На следующий день спозаранку меня разбудил кочет. Славный кочет двора. Можно сказать и так: хозяин двора.
Его «кукареку» было такое громкое, такое зычное, что сон мигом отлетел восвояси, к госпоже Утро.
А она была благосклоннее ко мне, чем певун куриного насеста: приветствовала солнцем, этаким блином на сковороде, по имени небушко. Желанным и значимым готовился день для нас с Толиком. У нас ведь начнутся приятные хлопоты.
У мамы тоже были хлопоты. Только блинные. Я к ней, с улыбочкой.
– Ма, мне шпагат нужен.
– А-а, раколов проснулся!
– Ну, да!
– Тогда марш к рукомойнику, во двор, к тютине. Умоешься, да живее за стол, а то, небось, Толик счас объявится, а ты чухаешься. Вы как, сразу на речку? Снасти готовили?
– За друга сказать о готовности не могу, а я сделаю ещё одну рашницу, и всё, будет три.
– Слышал, кочет пел, а, сын?
– Да, мам. А что, примета на хороший улов?
– На улов – не знаю, а вот на дождь – возможно, так что отцов плащ не забудь, если отправитесь. Харчи сберу в кирзовую сумку. Она дебёлая. Мы с бабами величаем её «колхозница».

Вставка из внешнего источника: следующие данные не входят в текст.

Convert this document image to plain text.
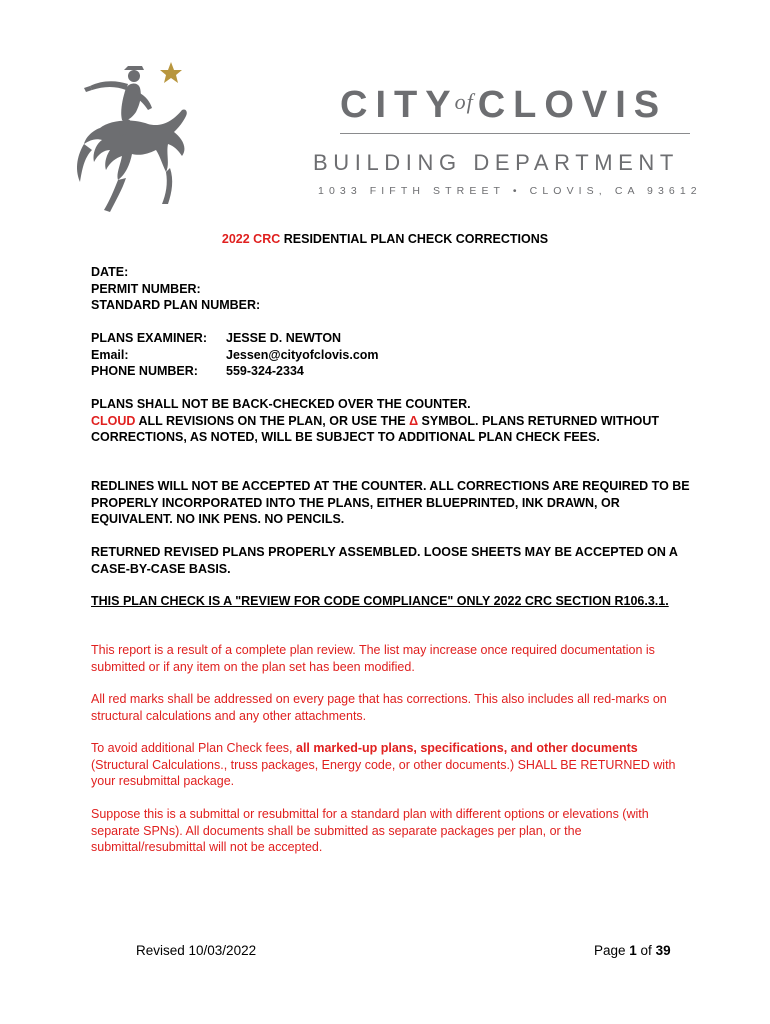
$CITY^{of}$ CLOVIS
BUILDING DEPARTMENT
1033 FIFTH STREET • CLOVIS, CA 93612
2022 CRC RESIDENTIAL PLAN CHECK CORRECTIONS
DATE:
PERMIT NUMBER:
STANDARD PLAN NUMBER:
PLANS EXAMINER:	JESSE D. NEWTON
Email:	Jessen@cityofclovis.com
PHONE NUMBER:	559-324-2334
PLANS SHALL NOT BE BACK-CHECKED OVER THE COUNTER.
CLOUD ALL REVISIONS ON THE PLAN, OR USE THE Δ SYMBOL. PLANS RETURNED WITHOUT CORRECTIONS, AS NOTED, WILL BE SUBJECT TO ADDITIONAL PLAN CHECK FEES.
REDLINES WILL NOT BE ACCEPTED AT THE COUNTER. ALL CORRECTIONS ARE REQUIRED TO BE PROPERLY INCORPORATED INTO THE PLANS, EITHER BLUEPRINTED, INK DRAWN, OR EQUIVALENT. NO INK PENS. NO PENCILS.
RETURNED REVISED PLANS PROPERLY ASSEMBLED. LOOSE SHEETS MAY BE ACCEPTED ON A CASE-BY-CASE BASIS.
THIS PLAN CHECK IS A "REVIEW FOR CODE COMPLIANCE" ONLY 2022 CRC SECTION R106.3.1.
This report is a result of a complete plan review. The list may increase once required documentation is submitted or if any item on the plan set has been modified.
All red marks shall be addressed on every page that has corrections. This also includes all red-marks on structural calculations and any other attachments.
To avoid additional Plan Check fees, all marked-up plans, specifications, and other documents (Structural Calculations., truss packages, Energy code, or other documents.) SHALL BE RETURNED with your resubmittal package.
Suppose this is a submittal or resubmittal for a standard plan with different options or elevations (with separate SPNs). All documents shall be submitted as separate packages per plan, or the submittal/resubmittal will not be accepted.
Revised 10/03/2022	Page 1 of 39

Не успел встать из-за стола, где жирно-масляно злили аппетит блины, заливисто залаял Трезор.
– И кто это к нам? Толика он знает, неужель гость забрёл нетутошный? Выйди, Вова, глянь.
Во двор шло приведение в зелёном одеянии. Его фалды трепыхались зловеще.
– Толян, не дурей! Трезор штаны раскроит!
– Вов, ты готов? Мои причиндалы за калиткой стоят. Ты тоже плащ бери. Отец мне плащ-палатку дал. Дождь будет, сказал. Колени его ноют к дождю.
– Ага, и наш кочет орал с утра, как оглашенный. Може, не пойдём за раками. Шлындать далеко, сам знаешь. Я там коров пас, знакомо.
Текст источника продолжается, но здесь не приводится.